Women who time their visit right can coincide with the BFI’s Southbank Surfing (southbanksurfing.com) night, where, if you’re solo and let the hosts know in advance, they’ll introduce you to people. The rest of the month, Soho’s Candy Bar (candybarsoho.com) packs in the girls. For bar and club listings, check Gingerbeer (gingerbeer.co.uk).
(David Lliff. License: CC-BY-SA 3.0)
The flamboyant Haymarket Hotel (firmdalehotels.com) pairs design and spacious rooms in a fantastic West End theatres–adjacent location. The Langham (langhamhotels.com) is a grand old meringue of a hotel where Oscar Wilde attended literary salons, 20 minutes’ walk from Soho.

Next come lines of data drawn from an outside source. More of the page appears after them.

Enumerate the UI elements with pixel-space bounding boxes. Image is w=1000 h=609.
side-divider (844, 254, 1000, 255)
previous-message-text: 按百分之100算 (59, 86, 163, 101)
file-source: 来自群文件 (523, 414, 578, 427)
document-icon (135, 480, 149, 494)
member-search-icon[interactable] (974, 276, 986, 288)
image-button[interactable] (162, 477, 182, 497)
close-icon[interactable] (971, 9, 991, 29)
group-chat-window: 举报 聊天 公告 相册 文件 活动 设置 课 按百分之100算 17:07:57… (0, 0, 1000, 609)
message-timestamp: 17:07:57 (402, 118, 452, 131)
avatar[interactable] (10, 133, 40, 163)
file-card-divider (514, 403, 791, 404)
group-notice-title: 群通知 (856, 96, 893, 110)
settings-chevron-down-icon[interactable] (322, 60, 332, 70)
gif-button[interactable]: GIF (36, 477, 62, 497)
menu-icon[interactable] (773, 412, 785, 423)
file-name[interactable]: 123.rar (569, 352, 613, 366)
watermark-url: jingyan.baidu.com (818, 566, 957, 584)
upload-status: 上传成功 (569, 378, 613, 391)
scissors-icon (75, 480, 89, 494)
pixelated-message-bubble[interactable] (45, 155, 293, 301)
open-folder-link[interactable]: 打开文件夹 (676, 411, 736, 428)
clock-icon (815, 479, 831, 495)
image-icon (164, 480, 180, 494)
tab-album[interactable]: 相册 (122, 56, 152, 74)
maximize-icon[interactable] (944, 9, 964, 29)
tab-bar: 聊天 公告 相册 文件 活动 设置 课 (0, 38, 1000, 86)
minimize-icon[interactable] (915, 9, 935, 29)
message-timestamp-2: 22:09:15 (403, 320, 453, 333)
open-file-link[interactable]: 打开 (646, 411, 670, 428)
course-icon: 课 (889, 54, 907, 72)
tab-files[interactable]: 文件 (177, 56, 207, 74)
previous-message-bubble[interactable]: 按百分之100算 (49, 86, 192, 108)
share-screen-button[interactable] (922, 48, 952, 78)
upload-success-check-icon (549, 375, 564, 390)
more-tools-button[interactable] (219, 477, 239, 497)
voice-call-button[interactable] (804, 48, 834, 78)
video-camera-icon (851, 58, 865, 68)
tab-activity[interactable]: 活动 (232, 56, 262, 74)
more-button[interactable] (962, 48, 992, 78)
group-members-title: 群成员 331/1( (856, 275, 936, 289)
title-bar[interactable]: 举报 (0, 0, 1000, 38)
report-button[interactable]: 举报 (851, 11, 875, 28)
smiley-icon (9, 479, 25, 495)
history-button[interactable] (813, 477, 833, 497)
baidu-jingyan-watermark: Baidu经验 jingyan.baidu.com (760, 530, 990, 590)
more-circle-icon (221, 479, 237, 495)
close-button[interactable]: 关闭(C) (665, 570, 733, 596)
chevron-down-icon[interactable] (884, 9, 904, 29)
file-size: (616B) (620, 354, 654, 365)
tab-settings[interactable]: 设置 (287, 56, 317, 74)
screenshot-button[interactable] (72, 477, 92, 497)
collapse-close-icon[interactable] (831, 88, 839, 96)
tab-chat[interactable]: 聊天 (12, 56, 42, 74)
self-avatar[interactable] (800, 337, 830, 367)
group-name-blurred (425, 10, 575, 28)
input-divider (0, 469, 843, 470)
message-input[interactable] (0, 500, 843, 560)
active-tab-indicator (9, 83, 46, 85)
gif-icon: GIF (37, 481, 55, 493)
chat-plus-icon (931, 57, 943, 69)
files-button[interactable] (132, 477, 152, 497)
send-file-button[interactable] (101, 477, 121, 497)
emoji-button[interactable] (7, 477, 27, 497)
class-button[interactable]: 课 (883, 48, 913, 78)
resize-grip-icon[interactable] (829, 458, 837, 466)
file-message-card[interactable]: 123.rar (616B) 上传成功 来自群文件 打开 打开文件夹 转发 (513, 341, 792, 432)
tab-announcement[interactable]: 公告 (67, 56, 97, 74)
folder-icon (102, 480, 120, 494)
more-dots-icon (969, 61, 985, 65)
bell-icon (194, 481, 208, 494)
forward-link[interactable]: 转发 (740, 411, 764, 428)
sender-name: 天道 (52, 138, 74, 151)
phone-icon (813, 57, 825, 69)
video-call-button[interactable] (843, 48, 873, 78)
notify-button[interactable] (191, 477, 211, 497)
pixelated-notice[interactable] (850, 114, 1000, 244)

The Cadogan (cadogan.com) offers Green Carnation packages, in homage to the carnation-wearing Wilde, arrested in room 118 in 1895. Budget stays can be had from $60 at easyHotel’s six no-frills locations (easyhotel.co.uk) in Victoria, South Kensington, Earls Court, Paddington, Barbican and Heathrow. Another wallet-friendly option, Outlet (outlet4holidays.com), lists gay-owned/gay-friendly apartments and rooms, and, for those who really love London, long-term lets.